CS 201: Exam 3 Info

You are permitted one 8.5 x 11 handwritten notes sheet (both sides) for use as a reference during the exam.

Lots of research has shown that reading over material isn't a very good way to prepare for exams. The best thing to do is to practice. Reading how to swing a baseball bat or how to cross-country ski might give you some good ideas on how to get better the next time you try it, but it's not even close to just getting out there and swinging a bat or skiing in the Arb.

How can you practice? The textbook has a fantastic set of self-test exercises, that appear throughout the readings. The answers to the self-test exercises are at the end of the chapter. Practice these under test conditions and see how you do.

Additionally, at the end of every chapter is a set of exercises. Even though the solutions to those are not available, just trying to do them can be incredibly useful. The ones that involve programming you can put into the computer to see if they work. Otherwise, you can work with other students to see if you think you've got the right answers. Even if you don't know for sure if you've got the right answer, just practicing with these exercises can be helpful.

Finally, make sure to do all of your practicing on paper, not at a keyboard, so as to simulate the exam conditions.

Listed below is the material that I have in mind that you should know for the exam. It's what's in my head when creating it. That said, this isn't a contract. I may have inadvertently left something off this list that ends up on an exam question. I make no guarantees that the exam will be 100% limited to items listed below. Moreover, I will not be able to test all of this material given the time limitations of the exam. I will have to pick and choose some subset of it.

Students should be able to…

ADTs:

• Be able to describe, use, and determine appropriate uses for sets, maps (dictionaries), priority queues and graphs.

Implementation approaches:

• Be able to explain what hash tables, binary search trees, heaps, AVL trees, 2-3 trees, adjacency lists, and adjacency matrices are used for. Be able to illustrate how standard operations (insert, delete, etc.) work. Be able to quantify performance (big-O) of standard operations. Show understanding of the ideas behind operations and big-O performance by being able to answer questions about novel variations on standard techniques.

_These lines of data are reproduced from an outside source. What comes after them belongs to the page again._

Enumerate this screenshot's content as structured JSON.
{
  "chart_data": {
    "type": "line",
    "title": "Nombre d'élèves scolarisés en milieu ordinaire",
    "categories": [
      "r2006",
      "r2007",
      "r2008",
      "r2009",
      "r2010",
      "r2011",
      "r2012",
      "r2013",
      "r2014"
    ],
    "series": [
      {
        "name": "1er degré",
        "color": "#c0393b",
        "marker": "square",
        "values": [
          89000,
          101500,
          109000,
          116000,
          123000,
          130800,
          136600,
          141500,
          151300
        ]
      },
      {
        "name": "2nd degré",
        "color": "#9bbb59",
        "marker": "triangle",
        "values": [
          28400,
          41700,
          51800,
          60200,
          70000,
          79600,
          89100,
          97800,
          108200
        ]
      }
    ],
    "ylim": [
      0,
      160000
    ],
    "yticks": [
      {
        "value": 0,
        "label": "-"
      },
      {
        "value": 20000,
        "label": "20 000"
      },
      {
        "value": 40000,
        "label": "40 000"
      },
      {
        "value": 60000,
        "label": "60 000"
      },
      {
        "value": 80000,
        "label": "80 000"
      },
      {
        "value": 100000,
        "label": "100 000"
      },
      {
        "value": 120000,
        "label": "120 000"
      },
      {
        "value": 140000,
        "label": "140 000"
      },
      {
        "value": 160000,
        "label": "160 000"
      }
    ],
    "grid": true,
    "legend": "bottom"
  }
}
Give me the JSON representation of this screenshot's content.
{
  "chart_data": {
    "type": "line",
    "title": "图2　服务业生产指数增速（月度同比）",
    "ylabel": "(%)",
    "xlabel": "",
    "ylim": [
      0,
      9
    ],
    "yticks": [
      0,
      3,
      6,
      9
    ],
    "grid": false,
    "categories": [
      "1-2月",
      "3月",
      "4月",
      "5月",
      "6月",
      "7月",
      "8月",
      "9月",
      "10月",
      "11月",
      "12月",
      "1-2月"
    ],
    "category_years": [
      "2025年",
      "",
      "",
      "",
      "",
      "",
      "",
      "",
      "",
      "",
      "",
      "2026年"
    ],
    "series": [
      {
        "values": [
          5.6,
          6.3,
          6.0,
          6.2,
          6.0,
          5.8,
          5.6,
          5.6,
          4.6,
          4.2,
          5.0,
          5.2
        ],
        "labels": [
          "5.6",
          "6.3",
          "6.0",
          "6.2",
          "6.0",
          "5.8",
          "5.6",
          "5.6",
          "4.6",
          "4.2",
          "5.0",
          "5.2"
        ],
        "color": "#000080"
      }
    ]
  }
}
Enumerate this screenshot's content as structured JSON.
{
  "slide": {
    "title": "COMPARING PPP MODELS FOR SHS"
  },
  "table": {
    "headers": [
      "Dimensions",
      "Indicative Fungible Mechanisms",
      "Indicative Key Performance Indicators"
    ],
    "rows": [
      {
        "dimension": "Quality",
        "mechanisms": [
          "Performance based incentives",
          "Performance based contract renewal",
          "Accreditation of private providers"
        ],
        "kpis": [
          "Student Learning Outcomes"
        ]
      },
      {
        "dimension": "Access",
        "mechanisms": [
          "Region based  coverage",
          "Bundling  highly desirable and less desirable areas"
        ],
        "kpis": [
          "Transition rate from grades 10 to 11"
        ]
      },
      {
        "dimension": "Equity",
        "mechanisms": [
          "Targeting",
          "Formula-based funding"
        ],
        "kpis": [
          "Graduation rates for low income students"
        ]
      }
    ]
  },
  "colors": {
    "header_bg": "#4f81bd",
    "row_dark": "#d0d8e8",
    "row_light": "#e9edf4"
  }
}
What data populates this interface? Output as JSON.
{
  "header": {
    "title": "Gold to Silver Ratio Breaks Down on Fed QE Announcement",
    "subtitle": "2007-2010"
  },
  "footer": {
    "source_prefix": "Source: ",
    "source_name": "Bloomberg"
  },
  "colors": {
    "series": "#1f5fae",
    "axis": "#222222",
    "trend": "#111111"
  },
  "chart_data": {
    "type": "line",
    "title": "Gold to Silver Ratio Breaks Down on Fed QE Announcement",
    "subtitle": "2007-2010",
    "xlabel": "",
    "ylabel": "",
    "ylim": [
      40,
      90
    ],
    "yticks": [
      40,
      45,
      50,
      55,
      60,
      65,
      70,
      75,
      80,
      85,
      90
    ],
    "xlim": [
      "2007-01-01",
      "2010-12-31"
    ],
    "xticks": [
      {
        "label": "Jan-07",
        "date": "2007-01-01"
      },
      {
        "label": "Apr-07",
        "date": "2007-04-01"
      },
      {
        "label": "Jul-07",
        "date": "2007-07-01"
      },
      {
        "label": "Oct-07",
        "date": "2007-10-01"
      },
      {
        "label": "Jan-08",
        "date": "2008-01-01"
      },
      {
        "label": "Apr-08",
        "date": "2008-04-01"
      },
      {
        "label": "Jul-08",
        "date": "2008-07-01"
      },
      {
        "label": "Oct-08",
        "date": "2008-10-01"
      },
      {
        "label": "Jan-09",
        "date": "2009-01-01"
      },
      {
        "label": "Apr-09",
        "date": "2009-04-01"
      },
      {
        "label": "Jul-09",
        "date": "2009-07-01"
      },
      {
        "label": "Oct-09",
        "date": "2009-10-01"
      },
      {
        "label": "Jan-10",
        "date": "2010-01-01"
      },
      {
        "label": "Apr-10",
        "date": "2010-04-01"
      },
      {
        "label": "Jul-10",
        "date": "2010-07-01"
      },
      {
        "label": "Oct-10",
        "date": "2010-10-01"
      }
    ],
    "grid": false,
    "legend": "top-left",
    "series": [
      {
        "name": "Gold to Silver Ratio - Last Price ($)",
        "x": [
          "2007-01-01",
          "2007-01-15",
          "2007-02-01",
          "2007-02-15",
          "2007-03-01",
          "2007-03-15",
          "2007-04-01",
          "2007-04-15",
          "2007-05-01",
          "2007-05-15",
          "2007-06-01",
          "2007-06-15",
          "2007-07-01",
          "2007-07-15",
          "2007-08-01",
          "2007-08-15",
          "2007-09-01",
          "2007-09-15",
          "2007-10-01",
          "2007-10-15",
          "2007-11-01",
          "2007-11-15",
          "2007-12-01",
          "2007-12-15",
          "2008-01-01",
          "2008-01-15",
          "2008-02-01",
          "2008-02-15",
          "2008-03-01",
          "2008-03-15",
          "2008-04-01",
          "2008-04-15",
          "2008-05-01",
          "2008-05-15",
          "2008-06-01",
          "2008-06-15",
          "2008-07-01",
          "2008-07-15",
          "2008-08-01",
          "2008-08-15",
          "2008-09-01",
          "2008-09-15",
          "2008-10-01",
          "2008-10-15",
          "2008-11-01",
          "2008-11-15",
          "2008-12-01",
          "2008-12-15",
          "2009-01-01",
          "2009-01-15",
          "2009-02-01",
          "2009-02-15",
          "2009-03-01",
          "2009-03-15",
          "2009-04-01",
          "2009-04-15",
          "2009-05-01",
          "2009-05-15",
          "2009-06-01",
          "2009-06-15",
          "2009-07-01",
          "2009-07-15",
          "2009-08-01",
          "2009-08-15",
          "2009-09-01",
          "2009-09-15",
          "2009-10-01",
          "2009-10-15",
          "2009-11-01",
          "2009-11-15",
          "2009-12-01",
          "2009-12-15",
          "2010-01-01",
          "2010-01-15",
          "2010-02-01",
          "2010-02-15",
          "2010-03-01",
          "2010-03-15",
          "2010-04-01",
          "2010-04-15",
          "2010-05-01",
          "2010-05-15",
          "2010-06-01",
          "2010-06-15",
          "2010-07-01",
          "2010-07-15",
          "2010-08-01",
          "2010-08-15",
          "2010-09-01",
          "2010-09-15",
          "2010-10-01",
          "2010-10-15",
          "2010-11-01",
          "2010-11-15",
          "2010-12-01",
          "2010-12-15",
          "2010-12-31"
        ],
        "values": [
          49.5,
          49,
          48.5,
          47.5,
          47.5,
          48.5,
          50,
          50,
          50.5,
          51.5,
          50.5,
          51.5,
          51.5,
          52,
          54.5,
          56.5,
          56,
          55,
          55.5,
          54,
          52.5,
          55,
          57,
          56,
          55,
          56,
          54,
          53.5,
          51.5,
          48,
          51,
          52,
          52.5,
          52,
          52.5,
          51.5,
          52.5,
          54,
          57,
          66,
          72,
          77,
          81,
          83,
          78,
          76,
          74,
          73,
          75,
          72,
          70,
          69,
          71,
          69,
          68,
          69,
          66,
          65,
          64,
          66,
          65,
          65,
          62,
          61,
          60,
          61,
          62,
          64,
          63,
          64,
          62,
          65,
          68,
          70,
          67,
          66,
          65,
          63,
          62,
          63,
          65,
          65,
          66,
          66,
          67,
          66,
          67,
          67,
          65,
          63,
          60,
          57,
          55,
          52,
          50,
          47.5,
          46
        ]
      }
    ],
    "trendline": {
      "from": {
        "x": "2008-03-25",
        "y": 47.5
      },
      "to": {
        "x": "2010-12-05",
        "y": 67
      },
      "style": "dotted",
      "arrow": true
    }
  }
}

Specifics regarding particular implementation approaches:

• Be able to distinguish between open addressing and chaining for hash tables. Know how they are implemented, and be able to consider tradeoffs between them. Be able to assess complexity (time and memory) of both approaches.
• Be able to distinguish between binary search trees, complete trees, balanced trees, and heaps. Know how and why they are implemented via pointer structures or arrays as appropriate.
• Be able to insert a series of data into a heap, AVL tree, 2-3 tree, adjacency matrix, or set of adjacency lists and be able to show the intermediate results along the way.
• Be able to describe trade-offs between adjacency lists, adjacency matrices, and other variations on the theme, and why one chooses one vs. the other.

Algorithms:

• Be able to demonstrate detailed examples of the following sorting algorithms: selection sort, insertion sort, heapsort, merge sort, quicksort, radix sort. Be able to describe big-O performance for each, and be able to justify it. Be able to analyze a novel sorting algorithm that uses similar ideas.
• Be able to demonstrate detailed examples of graph traversal algorithms such as depth-first and breadth-first traversal.

Java implementations:

• Be able to construct Java code to implement any reasonably-sized portion of the above implementation approaches or algorithms.
• Be able to construct Java code to implement sets or maps via binary search trees or hashing (open addressing or chaining).